В этом его заверении было что-то… дежурное, подготовленное: я как все! Но генерал не стал обращать на это внимания. Ходит к причастию и ходит. Бог с ним. Сейчас не это было важно.
— А если нужно будет избить попа, причём попа хорошего, праведного и доброго человека. Сможете это сделать, не дрогнет рука?
— Коли надо будет для вас, то сделаю, не дрогнет рука, уж поверьте, — опять быстро ответил капитан.
В общем, Волков неплохо разбирался в людях, он ещё с первого знакомства с Нейманом увидел в нём неуёмное стремление выслужиться, получить значимый чин. Отсюда и проистекала его храбрость и желание браться за любые, даже за самые опасные дела, если они дадут ему возможность проявить себя. Такие люди всегда ценятся в военном ремесле, иногда даже больше, чем люди опытные. Иной раз напористые, смелые и упорные, готовые увлечь своих подчинённых за собой офицеры бывают нужнее знающих, как надо поступать, умников. И Нейман был как раз из тех, кто выполняет приказы, несмотря на опасность. И теперь генерал окончательно уверился в том, что с ним нет нужды вести длительные беседы:
— Нынче ночью какие-то мерзавцы облили испражнениями кафедральный собор на центральной площади и тем самым осквернили его.

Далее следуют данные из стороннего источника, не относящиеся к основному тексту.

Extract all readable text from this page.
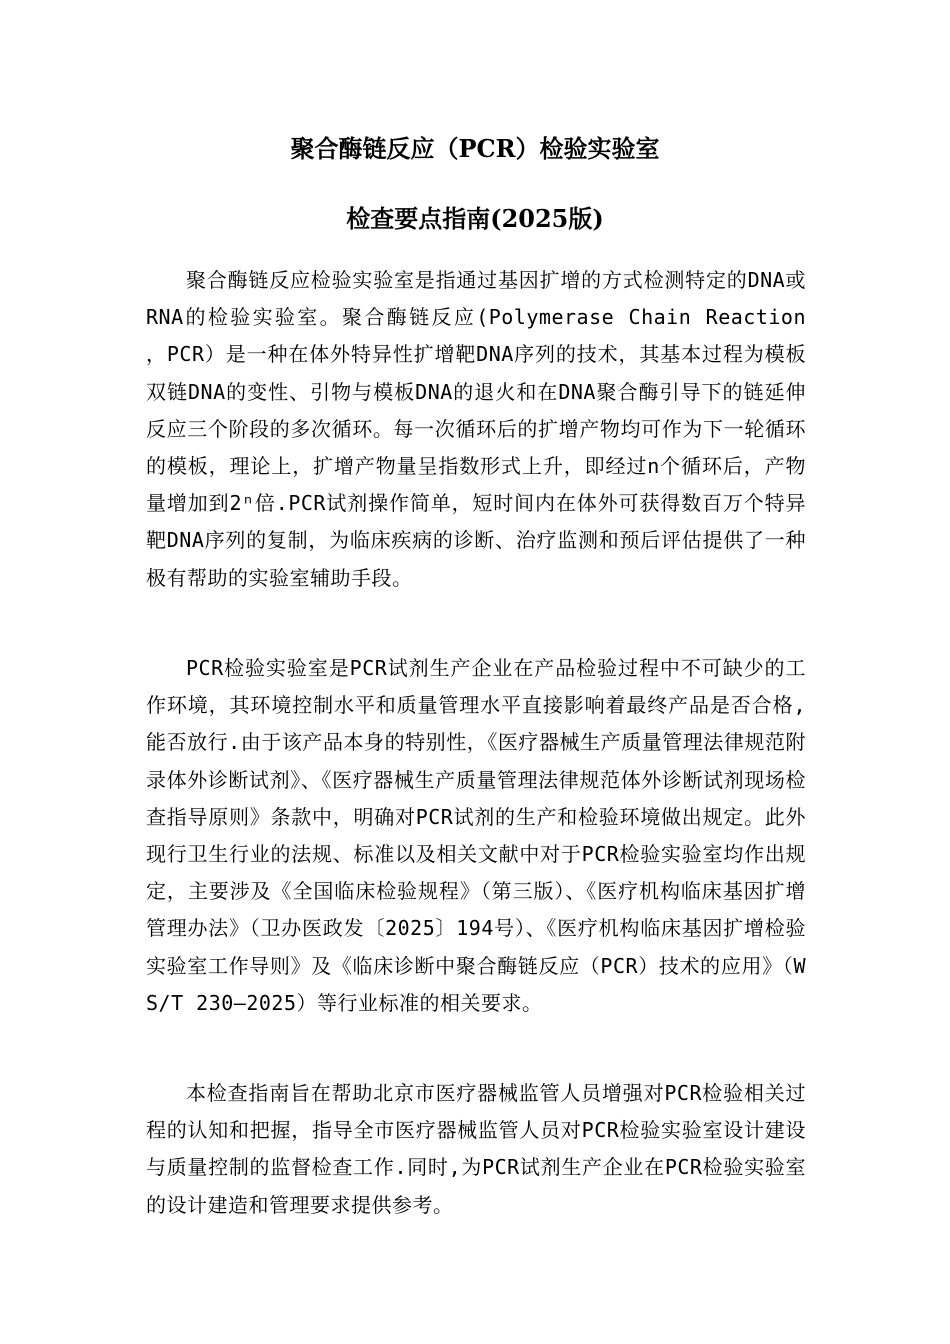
聚合酶链反应（PCR）检验实验室
检查要点指南(2025版)

聚合酶链反应检验实验室是指通过基因扩增的方式检测特定的DNA或RNA的检验实验室。聚合酶链反应(Polymerase Chain Reaction ，PCR）是一种在体外特异性扩增靶DNA序列的技术，其基本过程为模板双链DNA的变性、引物与模板DNA的退火和在DNA聚合酶引导下的链延伸反应三个阶段的多次循环。每一次循环后的扩增产物均可作为下一轮循环的模板，理论上，扩增产物量呈指数形式上升，即经过n个循环后，产物量增加到2ⁿ倍.PCR试剂操作简单，短时间内在体外可获得数百万个特异靶DNA序列的复制，为临床疾病的诊断、治疗监测和预后评估提供了一种极有帮助的实验室辅助手段。

PCR检验实验室是PCR试剂生产企业在产品检验过程中不可缺少的工作环境，其环境控制水平和质量管理水平直接影响着最终产品是否合格,能否放行.由于该产品本身的特别性，《医疗器械生产质量管理法律规范附录体外诊断试剂》、《医疗器械生产质量管理法律规范体外诊断试剂现场检查指导原则》条款中，明确对PCR试剂的生产和检验环境做出规定。此外现行卫生行业的法规、标准以及相关文献中对于PCR检验实验室均作出规定，主要涉及《全国临床检验规程》（第三版）、《医疗机构临床基因扩增管理办法》（卫办医政发〔2025〕194号）、《医疗机构临床基因扩增检验实验室工作导则》及《临床诊断中聚合酶链反应（PCR）技术的应用》（WS/T 230—2025）等行业标准的相关要求。

本检查指南旨在帮助北京市医疗器械监管人员增强对PCR检验相关过程的认知和把握，指导全市医疗器械监管人员对PCR检验实验室设计建设与质量控制的监督检查工作.同时,为PCR试剂生产企业在PCR检验实验室的设计建造和管理要求提供参考。
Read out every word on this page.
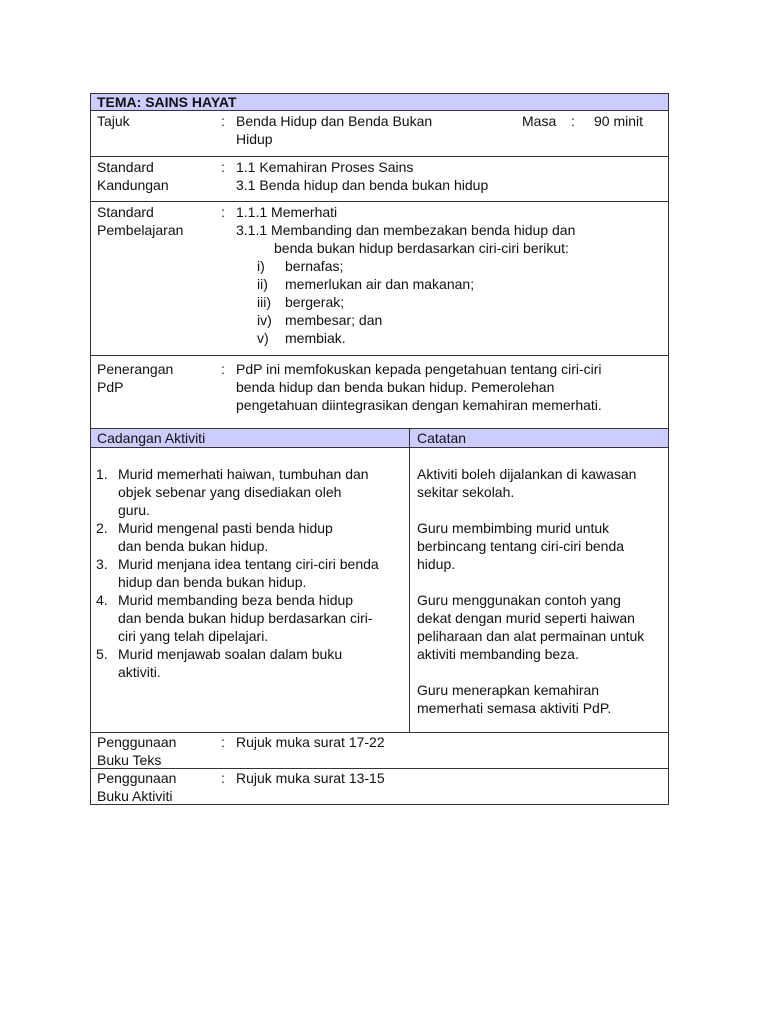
TEMA: SAINS HAYAT
Tajuk	: Benda Hidup dan Benda Bukan
Hidup
Masa : 90 minit
Standard
Kandungan
: 1.1 Kemahiran Proses Sains
3.1 Benda hidup dan benda bukan hidup
Standard
Pembelajaran
: 1.1.1 Memerhati
3.1.1 Membanding dan membezakan benda hidup dan
benda bukan hidup berdasarkan ciri-ciri berikut:
i) bernafas;
ii) memerlukan air dan makanan;
iii) bergerak;
iv) membesar; dan
v) membiak.
Penerangan
PdP
: PdP ini memfokuskan kepada pengetahuan tentang ciri-ciri
benda hidup dan benda bukan hidup. Pemerolehan
pengetahuan diintegrasikan dengan kemahiran memerhati.
Cadangan Aktiviti	Catatan
1. Murid memerhati haiwan, tumbuhan dan
objek sebenar yang disediakan oleh
guru.
2. Murid mengenal pasti benda hidup
dan benda bukan hidup.
3. Murid menjana idea tentang ciri-ciri benda
hidup dan benda bukan hidup.
4. Murid membanding beza benda hidup
dan benda bukan hidup berdasarkan ciri-
ciri yang telah dipelajari.
5. Murid menjawab soalan dalam buku
aktiviti.
Aktiviti boleh dijalankan di kawasan
sekitar sekolah.
Guru membimbing murid untuk
berbincang tentang ciri-ciri benda
hidup.
Guru menggunakan contoh yang
dekat dengan murid seperti haiwan
peliharaan dan alat permainan untuk
aktiviti membanding beza.
Guru menerapkan kemahiran
memerhati semasa aktiviti PdP.
Penggunaan
Buku Teks
: Rujuk muka surat 17-22
Penggunaan
Buku Aktiviti
: Rujuk muka surat 13-15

— И это сделал какой-то праведный поп, о котором вы говорили и которого теперь надобно наказать? Избить? — предположил капитан.
— Если бы…, — ответил генерал с долей сожаления: не всё так просто, друг мой. — Скорее всего, это сделали местные еретики.
— Ублюдки! — выругался Нейман.
— Ублюдки, безусловно ублюдки, — соглашался с ним барон. — И вся суть в том, что местные власти всё спускают им с рук.